Combined maritime operations, for example, include “growing and increasingly sophisticated cooperation between their two Navies” in the Malabar exercise, as well as making the tri-service amphibious Tiger Triumph exercise an annual event.
The declaration also reaffirms a commitment to build cooperation between the respective Armies, Air Forces, and Special Operations forces. Accordingly, the Military Cooperation Group will perform annual reviews in search of new opportunities.
Perhaps most importantly, the US and India signed an Industrial Security Annex (ISA) and a number of Defense Technology and Trade Initiative (DTTI) documents.
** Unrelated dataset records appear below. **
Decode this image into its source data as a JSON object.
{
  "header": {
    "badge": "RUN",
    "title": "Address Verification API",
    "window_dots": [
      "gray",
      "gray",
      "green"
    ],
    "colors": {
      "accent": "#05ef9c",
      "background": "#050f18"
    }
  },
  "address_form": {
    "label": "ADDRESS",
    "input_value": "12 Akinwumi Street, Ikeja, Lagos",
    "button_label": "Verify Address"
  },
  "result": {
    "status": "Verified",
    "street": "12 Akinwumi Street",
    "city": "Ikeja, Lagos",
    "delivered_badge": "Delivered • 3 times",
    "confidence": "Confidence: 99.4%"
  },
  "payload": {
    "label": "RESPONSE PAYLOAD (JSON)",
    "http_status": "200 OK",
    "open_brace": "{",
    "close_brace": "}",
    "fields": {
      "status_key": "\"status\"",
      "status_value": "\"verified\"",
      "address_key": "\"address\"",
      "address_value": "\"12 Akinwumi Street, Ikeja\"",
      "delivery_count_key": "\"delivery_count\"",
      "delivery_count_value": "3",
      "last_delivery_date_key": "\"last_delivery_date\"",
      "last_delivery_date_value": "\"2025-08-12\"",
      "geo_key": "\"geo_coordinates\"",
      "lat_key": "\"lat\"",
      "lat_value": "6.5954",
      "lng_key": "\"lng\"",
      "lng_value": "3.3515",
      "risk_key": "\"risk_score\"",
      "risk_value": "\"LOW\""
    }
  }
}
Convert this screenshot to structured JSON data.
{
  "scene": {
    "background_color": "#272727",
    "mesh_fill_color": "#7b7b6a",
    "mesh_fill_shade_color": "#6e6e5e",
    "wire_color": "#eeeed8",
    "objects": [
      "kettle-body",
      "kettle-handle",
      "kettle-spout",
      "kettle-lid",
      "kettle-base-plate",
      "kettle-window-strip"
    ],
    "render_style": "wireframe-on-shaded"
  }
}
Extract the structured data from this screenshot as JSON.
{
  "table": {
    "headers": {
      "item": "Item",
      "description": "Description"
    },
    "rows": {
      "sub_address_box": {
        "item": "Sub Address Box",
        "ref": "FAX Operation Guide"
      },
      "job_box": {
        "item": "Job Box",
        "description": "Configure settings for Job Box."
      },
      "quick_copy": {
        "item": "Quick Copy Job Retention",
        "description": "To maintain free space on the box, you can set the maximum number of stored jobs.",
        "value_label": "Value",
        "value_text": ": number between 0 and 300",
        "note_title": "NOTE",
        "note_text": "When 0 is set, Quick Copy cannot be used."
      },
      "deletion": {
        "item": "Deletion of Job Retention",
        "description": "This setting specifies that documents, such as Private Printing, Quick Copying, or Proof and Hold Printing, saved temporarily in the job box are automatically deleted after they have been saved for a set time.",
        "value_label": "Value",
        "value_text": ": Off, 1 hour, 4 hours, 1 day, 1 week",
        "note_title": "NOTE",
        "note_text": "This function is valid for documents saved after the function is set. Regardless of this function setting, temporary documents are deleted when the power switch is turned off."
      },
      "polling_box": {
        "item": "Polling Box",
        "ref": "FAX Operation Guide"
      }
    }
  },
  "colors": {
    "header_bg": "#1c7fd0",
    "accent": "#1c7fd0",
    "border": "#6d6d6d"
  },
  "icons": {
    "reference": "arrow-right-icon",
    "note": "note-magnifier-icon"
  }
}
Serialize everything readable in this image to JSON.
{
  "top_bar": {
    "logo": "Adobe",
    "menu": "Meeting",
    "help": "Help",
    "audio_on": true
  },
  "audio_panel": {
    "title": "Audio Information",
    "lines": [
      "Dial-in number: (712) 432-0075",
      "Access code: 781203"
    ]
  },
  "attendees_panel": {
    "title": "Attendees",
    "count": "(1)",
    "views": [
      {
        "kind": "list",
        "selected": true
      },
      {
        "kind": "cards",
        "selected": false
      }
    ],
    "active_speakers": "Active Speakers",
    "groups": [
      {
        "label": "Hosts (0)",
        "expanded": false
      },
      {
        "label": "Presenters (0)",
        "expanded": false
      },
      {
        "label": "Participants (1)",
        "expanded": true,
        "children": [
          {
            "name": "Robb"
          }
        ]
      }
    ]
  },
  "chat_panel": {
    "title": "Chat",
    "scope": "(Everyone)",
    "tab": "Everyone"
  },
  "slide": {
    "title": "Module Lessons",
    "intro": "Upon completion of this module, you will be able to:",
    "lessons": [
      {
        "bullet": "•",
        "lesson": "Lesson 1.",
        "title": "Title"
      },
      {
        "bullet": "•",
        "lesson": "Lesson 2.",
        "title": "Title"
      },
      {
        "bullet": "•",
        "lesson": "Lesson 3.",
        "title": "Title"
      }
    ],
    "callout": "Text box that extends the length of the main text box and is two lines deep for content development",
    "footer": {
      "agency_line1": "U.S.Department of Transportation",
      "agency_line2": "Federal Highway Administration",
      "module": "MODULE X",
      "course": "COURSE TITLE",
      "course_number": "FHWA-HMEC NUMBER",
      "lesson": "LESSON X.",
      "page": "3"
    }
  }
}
The ISA will foster the exchange of classified information between the defence industries in both countries.
For their part, the DTTI documents that Under Secretary of Defense for Acquisition and Sustainment Ellen Lord and Indian Secretary for Defence Production Subhash Chandra signed include an Industry Collaboration Forum agreement, a Standard Operating Procedure, and a Statement of Intent (SOI).
Notably, the SOI declared a joint intent to achieve “measureable progress” on several specific projects, including “Lightweight Small Arms Technologies and Air-Launched Small Unmanned Aircraft Systems, and Intelligence, Surveillance, Target Acquisition and Reconnaissance”.
Fostering strong alternate centres of power in the Indo-Pacific that can push back against Beijing’s belligerence serves US interests and promotes regional security. But as with all agreements and commitments, implementation and follow-up will be key.
A top US priority must be ensuring that US defence innovations do not find their way to Moscow or Beijing. In particular, Washington should foster a shared understanding with New Delhi regarding Beijing’s policy of “military-civil fusion.” Absent a shared understanding regarding Beijing’s stratagems, the CCP will continue to obtain military technology utilising seemingly innocent civilian methods.
Thus far, the Indians have been responsive to this genuine American concern, but continued vigilance is necessary.
New Delhi has been less responsive to Washington’s concerns related to India’s troubling and short-sighted acquisition of the Russian S-400 air defence system.
In great democracies like the US and India, however, leaders, parties, crises, and challenges come and go. Any successful long-term strategy for deterring the CCP’s aggression will require a sustainable, systemic, deep, and effective defence partnership between Washington and New Delhi. This week’s joint declaration and agreements take a significant step in making that aspiration a reality.
Bradley Bowman is senior director for the Center on Military and Political Power at the Foundation for Defense of Democracies, where Cleo Paskal is a non-resident senior fellow for the Indo-Pacific.